As the environment of the nonprofit world becomes “more and more competitive for donated dollars, traditional grants and contracts, and even for quality staff members and volunteers,” Peter C. Brinckerhoff explains, nonprofit leaders must become social entrepreneurs and adopt business-development techniques.
Social entrepreneurs, as Mr. Brinckerhoff defines them, “take on risk on behalf of the people their organization serves.” Like corporations that launch business ventures for the benefit of their stockholders, social entrepreneurs, he says, take chances that will serve their charity’s “stakeholders.”

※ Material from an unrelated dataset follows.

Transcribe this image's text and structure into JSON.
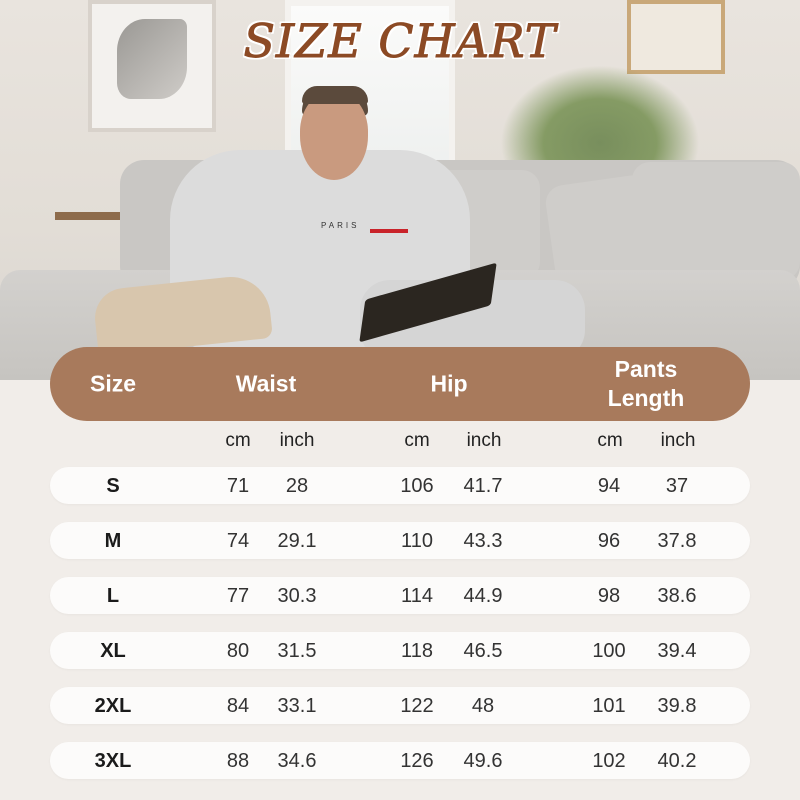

For charities that do want to start business ventures, Mr. Brinckerhoff describes in detail the business-development process. He discusses how to create project ideas and test their feasibility, write a business plan, and tap into new sources of financing. He offers exercises for applying his advice, suggests how charities can finance a business venture, and explores topics such as unrelated-business-income tax and corporate structuring.
Throughout the book, Mr. Brinckerhoff provides examples of flourishing nonprofit businesses, which he offers as models for readers to imitate.
He describes, for instance, a Denver children’s museum that set up a for-fee exhibit in a local mall, the income from which has helped the museum become less dependent on its annual-giving campaign.
Nonetheless, Mr. Brinckerhoff, who is president of Corporate Alternatives, a consulting company in Springfield, Ill., warns that social entrepreneurs must stay true to their philanthropic roots. The sound nonprofit organization, he cautions, always remembers that “mission, not money, is the bottom line.”